8. Se dunque vogliamo dare libero accesso alla chiamata di Cristo, dobbiamo respingere ogni sicurezza e presunzione. Per "sicurezza "intendo l'orgoglio generato da un assurdo convincimento di giustizia, quando l'uomo pensa aver qualcosa per cui meriti di piacere a Dio; per "presunzione "intendo una indifferenza della carne, non necessariamente legata alla fiducia nelle opere. Parecchi peccatori infatti, storditi dalla dolcezza del loro peccato, non pensano al giudizio di Dio, e così non aspirano affatto alla misericordia loro offerta.

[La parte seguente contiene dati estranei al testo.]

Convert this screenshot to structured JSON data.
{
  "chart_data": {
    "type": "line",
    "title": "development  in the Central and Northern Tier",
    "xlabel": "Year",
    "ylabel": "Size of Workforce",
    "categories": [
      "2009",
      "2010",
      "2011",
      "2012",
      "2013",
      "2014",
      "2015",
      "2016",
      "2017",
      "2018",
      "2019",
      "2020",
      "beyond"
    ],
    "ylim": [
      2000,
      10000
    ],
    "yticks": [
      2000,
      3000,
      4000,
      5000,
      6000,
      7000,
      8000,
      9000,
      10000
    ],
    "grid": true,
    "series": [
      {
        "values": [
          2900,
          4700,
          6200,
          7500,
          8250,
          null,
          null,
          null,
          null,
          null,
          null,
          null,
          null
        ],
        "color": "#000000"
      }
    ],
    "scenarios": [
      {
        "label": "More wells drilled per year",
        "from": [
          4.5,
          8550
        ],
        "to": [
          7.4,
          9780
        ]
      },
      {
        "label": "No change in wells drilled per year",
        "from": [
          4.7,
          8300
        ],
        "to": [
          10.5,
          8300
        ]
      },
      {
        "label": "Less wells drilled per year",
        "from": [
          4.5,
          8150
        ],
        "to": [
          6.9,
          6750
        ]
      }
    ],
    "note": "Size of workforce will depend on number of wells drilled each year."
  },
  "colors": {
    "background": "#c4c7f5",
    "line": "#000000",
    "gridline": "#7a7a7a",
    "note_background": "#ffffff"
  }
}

Bisogna combattere quell'indifferenza, non meno di quanto si debba abbattere ogni fiducia in noi stessi, se vogliamo essere liberi di correre a Cristo perché ci colmi dei suoi beni. Non avremo mai una fiducia totale in lui, se non diffidando interamente di noi stessi; non innalzeremo mai nel modo giusto il nostro cuore a lui, se prima non l'abbiamo abbattuto in noi; mai riceveremo una giusta consolazione da lui, se prima non siamo rattristati in noi stessi. Saremo dunque disposti a ricevere e ad ottenere la grazia di Dio quando, anziché provare fiducia in noi stessi, vedremo quale nostro unico appoggio la sua bontà; come dice sant'Agostino, avendo dimenticato i nostri meriti, riceveremo i doni di Cristo; se egli cercasse in noi qualche merito, non giungeremmo mai ai suoi doni. San Bernardo concorda con lui quando paragona gli orgogliosi, che attribuiscono un qualche valore al loro merito, a dei servitori sleali, in quanto trattengono per se la lode della grazia, che invece li ha soltanto attraversati. Come se una parete si vantasse di aver generato la luce che riceve da una finestra.

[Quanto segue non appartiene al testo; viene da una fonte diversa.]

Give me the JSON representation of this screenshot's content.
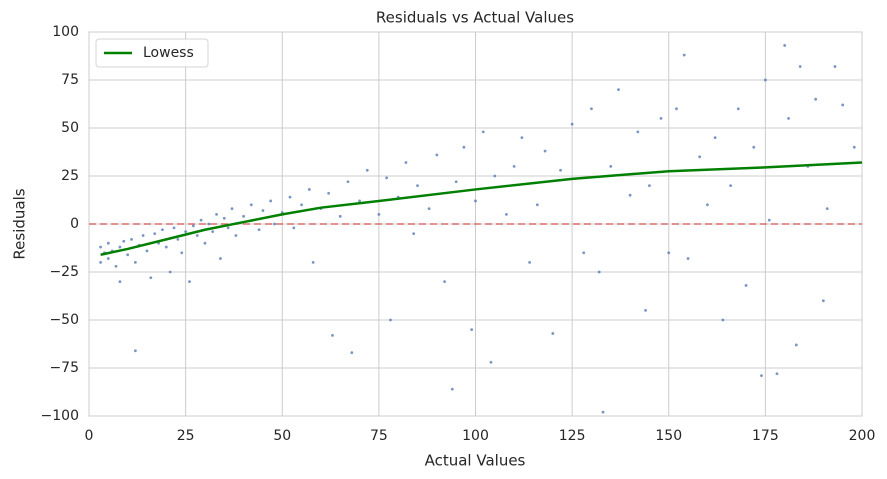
{
  "chart_data": {
    "type": "scatter",
    "title": "Residuals vs Actual Values",
    "xlabel": "Actual Values",
    "ylabel": "Residuals",
    "xlim": [
      0,
      200
    ],
    "ylim": [
      -100,
      100
    ],
    "xticks": [
      0,
      25,
      50,
      75,
      100,
      125,
      150,
      175,
      200
    ],
    "yticks": [
      {
        "value": -100,
        "label": "−100"
      },
      {
        "value": -75,
        "label": "−75"
      },
      {
        "value": -50,
        "label": "−50"
      },
      {
        "value": -25,
        "label": "−25"
      },
      0,
      25,
      50,
      75,
      100
    ],
    "grid": true,
    "legend": "upper left",
    "reference_line": {
      "y": 0,
      "color": "#d9534f"
    },
    "series": [
      {
        "type": "scatter",
        "color": "#4c72b0",
        "x": [
          3,
          3,
          4,
          5,
          5,
          6,
          7,
          8,
          8,
          9,
          10,
          11,
          12,
          12,
          13,
          14,
          15,
          16,
          17,
          18,
          19,
          20,
          21,
          22,
          23,
          24,
          25,
          26,
          27,
          28,
          29,
          30,
          31,
          32,
          33,
          34,
          35,
          36,
          37,
          38,
          40,
          42,
          44,
          45,
          47,
          48,
          50,
          52,
          53,
          55,
          57,
          58,
          60,
          62,
          63,
          65,
          67,
          68,
          70,
          72,
          75,
          77,
          78,
          80,
          82,
          84,
          85,
          88,
          90,
          92,
          94,
          95,
          97,
          99,
          100,
          102,
          104,
          105,
          108,
          110,
          112,
          114,
          116,
          118,
          120,
          122,
          125,
          128,
          130,
          132,
          133,
          135,
          137,
          140,
          142,
          144,
          145,
          148,
          150,
          152,
          154,
          155,
          158,
          160,
          162,
          164,
          166,
          168,
          170,
          172,
          174,
          175,
          176,
          178,
          180,
          181,
          183,
          184,
          186,
          188,
          190,
          191,
          193,
          195,
          198
        ],
        "values": [
          -12,
          -20,
          -15,
          -18,
          -10,
          -14,
          -22,
          -12,
          -30,
          -9,
          -16,
          -8,
          -20,
          -66,
          -11,
          -6,
          -14,
          -28,
          -5,
          -10,
          -3,
          -12,
          -25,
          -2,
          -8,
          -15,
          -4,
          -30,
          -1,
          -6,
          2,
          -10,
          0,
          -4,
          5,
          -18,
          3,
          -2,
          8,
          -6,
          4,
          10,
          -3,
          7,
          12,
          0,
          6,
          14,
          -2,
          10,
          18,
          -20,
          8,
          16,
          -58,
          4,
          22,
          -67,
          12,
          28,
          5,
          24,
          -50,
          14,
          32,
          -5,
          20,
          8,
          36,
          -30,
          -86,
          22,
          40,
          -55,
          12,
          48,
          -72,
          25,
          5,
          30,
          45,
          -20,
          10,
          38,
          -57,
          28,
          52,
          -15,
          60,
          -25,
          -98,
          30,
          70,
          15,
          48,
          -45,
          20,
          55,
          -15,
          60,
          88,
          -18,
          35,
          10,
          45,
          -50,
          20,
          60,
          -32,
          40,
          -79,
          75,
          2,
          -78,
          93,
          55,
          -63,
          82,
          30,
          65,
          -40,
          8,
          82,
          62,
          40
        ]
      },
      {
        "name": "Lowess",
        "type": "line",
        "color": "#008000",
        "x": [
          3,
          10,
          20,
          30,
          40,
          50,
          60,
          75,
          100,
          125,
          150,
          175,
          200
        ],
        "values": [
          -16,
          -13,
          -8,
          -3,
          1,
          5,
          8.5,
          12,
          18,
          23.5,
          27.5,
          29.5,
          32
        ]
      }
    ]
  }
}
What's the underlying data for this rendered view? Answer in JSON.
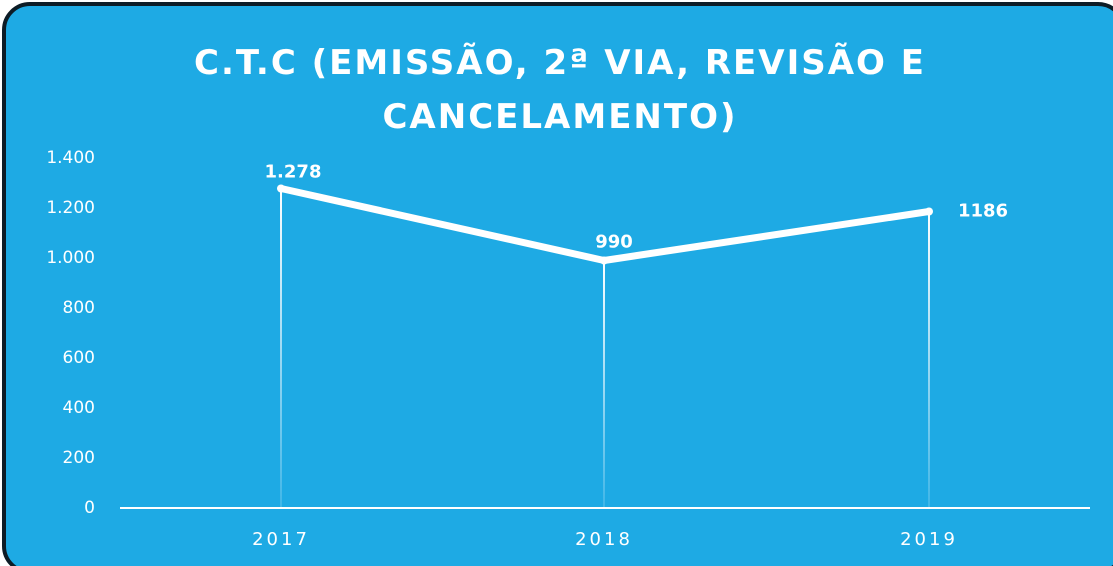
{
  "chart_data": {
    "type": "line",
    "title": "C.T.C (EMISSÃO, 2ª VIA, REVISÃO E CANCELAMENTO)",
    "categories": [
      "2017",
      "2018",
      "2019"
    ],
    "series": [
      {
        "name": "C.T.C",
        "color": "#ffffff",
        "values": [
          1278,
          990,
          1186
        ],
        "value_labels": [
          "1.278",
          "990",
          "1186"
        ]
      }
    ],
    "ylim": [
      0,
      1400
    ],
    "yticks": [
      0,
      200,
      400,
      600,
      800,
      {
        "value": 1000,
        "label": "1.000"
      },
      {
        "value": 1200,
        "label": "1.200"
      },
      {
        "value": 1400,
        "label": "1.400"
      }
    ],
    "drop_lines": true
  }
}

Per non soffermarci troppo a lungo su codesto punto, ricordiamo questa breve regola, destinata a tutti ed infallibile: colui che si è interamente annientato e staccato, non dico dalla sua giustizia che è nulla, ma da quell'ombra di giustizia che ci inganna, e rettamente preparato a ricevere i frutti della misericordia di Dio. Infatti quanto più ognuno confida in se, tanto più pone ostacolo alla grazia di Dio.